Tuesday, June 15, 2021

Believe Care Invest: A is for Alibi

In the present, private investigator Kinsey Milhone is trying to process that she’s just shot and killed someone, then jumps back to three weeks earlier, when she was hired by a woman who had just gotten out of jail to find out who had really killed the woman’s husband. Kinsey goes to the cops for information, but they inform her that not only is the woman guilty, but they suspect she also killed another victim and never got caught.

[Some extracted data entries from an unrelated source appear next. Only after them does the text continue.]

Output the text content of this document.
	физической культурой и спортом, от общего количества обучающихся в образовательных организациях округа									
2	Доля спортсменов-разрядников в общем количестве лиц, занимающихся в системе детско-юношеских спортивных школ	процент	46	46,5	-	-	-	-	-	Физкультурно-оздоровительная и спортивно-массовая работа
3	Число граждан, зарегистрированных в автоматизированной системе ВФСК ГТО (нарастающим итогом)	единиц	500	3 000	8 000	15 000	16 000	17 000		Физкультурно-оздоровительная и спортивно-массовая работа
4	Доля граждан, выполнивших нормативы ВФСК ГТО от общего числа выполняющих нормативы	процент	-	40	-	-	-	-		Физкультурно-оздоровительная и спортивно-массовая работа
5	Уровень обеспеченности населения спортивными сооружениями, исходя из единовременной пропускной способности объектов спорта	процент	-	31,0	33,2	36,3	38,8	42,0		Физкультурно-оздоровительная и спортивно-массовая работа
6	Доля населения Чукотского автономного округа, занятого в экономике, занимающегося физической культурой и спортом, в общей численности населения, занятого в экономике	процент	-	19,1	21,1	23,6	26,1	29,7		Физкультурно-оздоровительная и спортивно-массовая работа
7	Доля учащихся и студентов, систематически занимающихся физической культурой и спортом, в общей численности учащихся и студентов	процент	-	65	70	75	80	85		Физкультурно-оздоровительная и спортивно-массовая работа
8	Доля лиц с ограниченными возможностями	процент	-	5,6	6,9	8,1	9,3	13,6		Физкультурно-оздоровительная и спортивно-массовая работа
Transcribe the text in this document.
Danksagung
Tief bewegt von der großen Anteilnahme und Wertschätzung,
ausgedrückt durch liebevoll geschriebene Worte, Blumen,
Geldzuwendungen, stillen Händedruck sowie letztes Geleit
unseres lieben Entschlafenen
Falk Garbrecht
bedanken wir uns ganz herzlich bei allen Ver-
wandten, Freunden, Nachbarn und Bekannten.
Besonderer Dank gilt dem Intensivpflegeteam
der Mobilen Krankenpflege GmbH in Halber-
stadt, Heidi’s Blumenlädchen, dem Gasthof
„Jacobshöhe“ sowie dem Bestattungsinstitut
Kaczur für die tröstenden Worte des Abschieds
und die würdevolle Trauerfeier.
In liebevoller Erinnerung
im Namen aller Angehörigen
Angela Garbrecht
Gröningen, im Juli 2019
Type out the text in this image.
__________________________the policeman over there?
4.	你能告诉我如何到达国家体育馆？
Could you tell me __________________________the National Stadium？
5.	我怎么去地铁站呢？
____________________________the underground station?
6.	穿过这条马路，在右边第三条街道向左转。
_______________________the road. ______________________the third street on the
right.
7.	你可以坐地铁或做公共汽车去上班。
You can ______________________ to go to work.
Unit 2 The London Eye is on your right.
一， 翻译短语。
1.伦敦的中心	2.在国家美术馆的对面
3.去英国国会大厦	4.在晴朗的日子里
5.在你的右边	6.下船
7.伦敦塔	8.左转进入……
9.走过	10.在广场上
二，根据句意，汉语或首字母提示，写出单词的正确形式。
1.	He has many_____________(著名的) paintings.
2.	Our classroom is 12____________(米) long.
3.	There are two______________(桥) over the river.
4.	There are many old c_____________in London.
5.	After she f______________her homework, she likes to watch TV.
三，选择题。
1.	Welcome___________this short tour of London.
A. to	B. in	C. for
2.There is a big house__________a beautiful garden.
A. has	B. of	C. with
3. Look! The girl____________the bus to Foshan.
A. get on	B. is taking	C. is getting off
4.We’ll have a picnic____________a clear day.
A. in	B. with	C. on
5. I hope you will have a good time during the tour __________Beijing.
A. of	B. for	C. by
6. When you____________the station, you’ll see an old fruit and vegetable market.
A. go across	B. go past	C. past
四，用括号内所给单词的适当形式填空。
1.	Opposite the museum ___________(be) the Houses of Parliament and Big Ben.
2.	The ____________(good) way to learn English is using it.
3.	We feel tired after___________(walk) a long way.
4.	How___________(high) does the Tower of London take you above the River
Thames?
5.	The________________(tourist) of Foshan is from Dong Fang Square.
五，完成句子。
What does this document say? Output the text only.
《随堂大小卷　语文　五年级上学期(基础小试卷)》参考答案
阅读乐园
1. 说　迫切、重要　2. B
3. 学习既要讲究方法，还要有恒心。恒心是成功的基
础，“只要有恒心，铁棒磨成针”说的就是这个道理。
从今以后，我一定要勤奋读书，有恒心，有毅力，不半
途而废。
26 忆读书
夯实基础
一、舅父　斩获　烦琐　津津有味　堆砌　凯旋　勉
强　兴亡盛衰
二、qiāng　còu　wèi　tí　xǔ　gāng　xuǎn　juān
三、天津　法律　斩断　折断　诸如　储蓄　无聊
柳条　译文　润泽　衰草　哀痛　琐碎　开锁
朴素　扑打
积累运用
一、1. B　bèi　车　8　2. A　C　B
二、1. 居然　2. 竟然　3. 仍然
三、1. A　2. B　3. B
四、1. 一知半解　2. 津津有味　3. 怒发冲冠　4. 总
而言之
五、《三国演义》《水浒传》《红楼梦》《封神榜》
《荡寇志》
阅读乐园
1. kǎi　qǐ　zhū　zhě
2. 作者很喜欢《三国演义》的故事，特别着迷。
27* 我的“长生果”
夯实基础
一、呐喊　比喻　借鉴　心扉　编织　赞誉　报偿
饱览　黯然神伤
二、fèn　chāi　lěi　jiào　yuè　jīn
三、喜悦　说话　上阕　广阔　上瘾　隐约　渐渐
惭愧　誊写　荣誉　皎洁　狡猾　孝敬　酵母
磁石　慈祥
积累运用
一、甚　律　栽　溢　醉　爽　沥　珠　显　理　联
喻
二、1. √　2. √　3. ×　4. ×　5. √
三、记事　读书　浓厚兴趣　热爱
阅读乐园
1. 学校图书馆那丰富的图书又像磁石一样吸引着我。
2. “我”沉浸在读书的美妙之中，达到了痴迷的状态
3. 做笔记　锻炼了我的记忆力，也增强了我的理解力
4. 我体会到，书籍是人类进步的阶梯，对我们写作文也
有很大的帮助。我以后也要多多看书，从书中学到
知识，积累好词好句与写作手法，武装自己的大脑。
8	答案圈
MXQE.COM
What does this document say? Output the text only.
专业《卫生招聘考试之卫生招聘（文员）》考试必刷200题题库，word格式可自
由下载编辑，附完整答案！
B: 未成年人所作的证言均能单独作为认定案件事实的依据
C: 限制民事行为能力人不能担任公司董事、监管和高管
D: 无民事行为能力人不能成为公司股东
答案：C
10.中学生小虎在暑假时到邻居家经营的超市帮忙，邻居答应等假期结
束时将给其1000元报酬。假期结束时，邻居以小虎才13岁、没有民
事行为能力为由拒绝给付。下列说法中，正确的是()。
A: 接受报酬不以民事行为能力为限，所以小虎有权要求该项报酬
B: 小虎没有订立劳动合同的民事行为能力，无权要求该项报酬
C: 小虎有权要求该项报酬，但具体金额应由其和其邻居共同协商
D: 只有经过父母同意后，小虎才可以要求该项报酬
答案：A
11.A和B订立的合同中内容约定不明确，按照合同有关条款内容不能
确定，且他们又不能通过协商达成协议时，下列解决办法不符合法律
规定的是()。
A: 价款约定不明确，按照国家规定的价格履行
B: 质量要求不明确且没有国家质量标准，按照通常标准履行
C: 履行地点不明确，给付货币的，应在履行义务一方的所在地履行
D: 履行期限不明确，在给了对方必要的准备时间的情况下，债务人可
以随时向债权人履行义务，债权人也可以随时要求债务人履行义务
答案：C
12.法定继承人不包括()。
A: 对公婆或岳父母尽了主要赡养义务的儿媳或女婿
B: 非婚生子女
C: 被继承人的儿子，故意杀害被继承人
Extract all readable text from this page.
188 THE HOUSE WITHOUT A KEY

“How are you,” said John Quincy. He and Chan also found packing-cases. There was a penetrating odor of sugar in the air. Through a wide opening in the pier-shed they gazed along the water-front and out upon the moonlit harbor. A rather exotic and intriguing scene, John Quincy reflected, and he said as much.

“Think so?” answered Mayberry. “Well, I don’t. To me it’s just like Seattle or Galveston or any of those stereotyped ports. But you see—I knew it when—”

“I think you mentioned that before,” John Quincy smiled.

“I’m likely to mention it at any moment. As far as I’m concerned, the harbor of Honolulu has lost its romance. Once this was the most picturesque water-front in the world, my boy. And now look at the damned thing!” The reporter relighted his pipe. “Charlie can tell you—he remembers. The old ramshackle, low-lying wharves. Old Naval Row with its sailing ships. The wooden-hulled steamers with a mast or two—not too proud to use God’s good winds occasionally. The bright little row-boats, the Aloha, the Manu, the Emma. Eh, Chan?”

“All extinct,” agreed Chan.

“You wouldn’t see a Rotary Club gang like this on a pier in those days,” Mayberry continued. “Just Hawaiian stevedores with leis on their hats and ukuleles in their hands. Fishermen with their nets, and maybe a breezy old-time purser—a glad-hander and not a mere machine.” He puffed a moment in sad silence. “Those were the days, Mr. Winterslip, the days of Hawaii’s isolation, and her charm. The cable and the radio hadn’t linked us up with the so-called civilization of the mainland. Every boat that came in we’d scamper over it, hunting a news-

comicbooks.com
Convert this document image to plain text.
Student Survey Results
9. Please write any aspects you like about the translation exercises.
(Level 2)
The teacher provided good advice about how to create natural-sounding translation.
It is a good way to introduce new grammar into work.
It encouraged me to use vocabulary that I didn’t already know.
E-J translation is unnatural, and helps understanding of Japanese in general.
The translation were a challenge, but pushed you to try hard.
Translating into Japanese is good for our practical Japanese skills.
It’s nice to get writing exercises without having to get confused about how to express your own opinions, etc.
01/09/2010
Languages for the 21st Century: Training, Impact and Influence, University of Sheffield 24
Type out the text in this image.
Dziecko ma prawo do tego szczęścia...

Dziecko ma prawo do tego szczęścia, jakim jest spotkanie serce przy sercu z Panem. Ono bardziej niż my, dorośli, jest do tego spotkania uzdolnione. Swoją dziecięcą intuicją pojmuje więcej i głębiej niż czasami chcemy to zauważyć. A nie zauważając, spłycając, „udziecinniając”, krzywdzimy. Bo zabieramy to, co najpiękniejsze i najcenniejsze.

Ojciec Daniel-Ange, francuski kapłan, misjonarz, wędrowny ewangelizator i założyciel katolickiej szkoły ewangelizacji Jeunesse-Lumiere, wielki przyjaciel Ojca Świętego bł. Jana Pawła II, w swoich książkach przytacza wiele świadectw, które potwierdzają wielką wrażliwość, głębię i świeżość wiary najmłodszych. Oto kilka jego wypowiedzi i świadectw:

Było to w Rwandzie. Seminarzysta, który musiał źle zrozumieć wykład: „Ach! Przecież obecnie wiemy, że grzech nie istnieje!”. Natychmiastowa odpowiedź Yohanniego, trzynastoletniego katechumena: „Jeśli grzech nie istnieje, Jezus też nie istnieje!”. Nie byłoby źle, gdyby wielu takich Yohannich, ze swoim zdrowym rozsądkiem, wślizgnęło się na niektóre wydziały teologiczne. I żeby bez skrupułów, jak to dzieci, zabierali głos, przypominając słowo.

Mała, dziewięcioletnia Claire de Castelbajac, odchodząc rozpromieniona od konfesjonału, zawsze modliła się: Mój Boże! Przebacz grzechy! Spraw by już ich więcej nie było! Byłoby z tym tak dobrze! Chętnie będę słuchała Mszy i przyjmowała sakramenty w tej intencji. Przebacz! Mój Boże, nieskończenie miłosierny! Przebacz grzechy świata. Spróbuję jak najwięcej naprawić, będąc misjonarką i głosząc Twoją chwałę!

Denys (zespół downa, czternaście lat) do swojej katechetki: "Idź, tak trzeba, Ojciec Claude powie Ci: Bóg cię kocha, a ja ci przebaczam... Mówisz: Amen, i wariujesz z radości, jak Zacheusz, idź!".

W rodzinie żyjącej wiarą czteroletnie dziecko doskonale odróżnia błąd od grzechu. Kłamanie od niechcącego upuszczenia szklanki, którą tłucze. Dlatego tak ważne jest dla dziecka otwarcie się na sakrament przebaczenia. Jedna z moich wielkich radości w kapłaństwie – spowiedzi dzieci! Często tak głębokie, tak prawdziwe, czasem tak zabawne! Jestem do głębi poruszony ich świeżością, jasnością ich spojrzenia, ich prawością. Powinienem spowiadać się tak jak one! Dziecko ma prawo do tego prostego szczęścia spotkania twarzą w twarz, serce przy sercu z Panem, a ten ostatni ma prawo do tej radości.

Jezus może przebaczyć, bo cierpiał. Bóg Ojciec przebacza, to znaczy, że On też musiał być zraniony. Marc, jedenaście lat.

Why Kinsey might be hard to identify with: She’s hard to identify for the same big reason that we…

Believe
  • Her work is fairly mundane and her attitude toward it is rather bland, even this more-interesting-than-usual murder case. This is all just a job for her, no different from her other small jobs: “I had to go take some photographs of a crack in a sidewalk for an insurance claim” She’s not engaged, so we also find it hard to engage.
  • Her terse, hardboiled voice gives her individuality. And she’s got some fun observations: Of the head cop: “He looks like he would smell of Thunderbird and hang out under bridges throwing up on his own shoes.”
  • The case has lots of unique details, such as poisoning using oleander.
  • What we compliment in others shows our values: She says of the cop: “his powers of concentration are profound and his memory clear and pitiless.”
  • After the cops sends her to a side room to read about the case, she returns to his office: “I leaned on the doorframe, waiting. He took his sweet time ambling over.” Good capturing of how people communicate and express conflict just with body language. She sends a message by leaning, he sends one by ambling.
Care
  • She’s had to kill someone in the flashforward, and that’s roiled up her placid exterior. “The day before yesterday I killed someone and the fact weighs heavily on my mind… Killing someone feels odd to me and I haven’t quite sorted it through.”
  • She has a hardscrabble background: “I’ve lived in trailers most of my life, but lately they’ve been getting too elaborate for my taste, so now I live in one room, a ‘bachelorette.’” She drives a dent-covered ’68 VW.
Invest
  • She’s just killed someone, and the cops don’t seem to mind very much, so she’s badass.
  • She can traverse different worlds, and she’s satisfyingly rebellious: “That’s why you didn’t like being a cop yourself, Kinsey. Working with a leash around your neck.”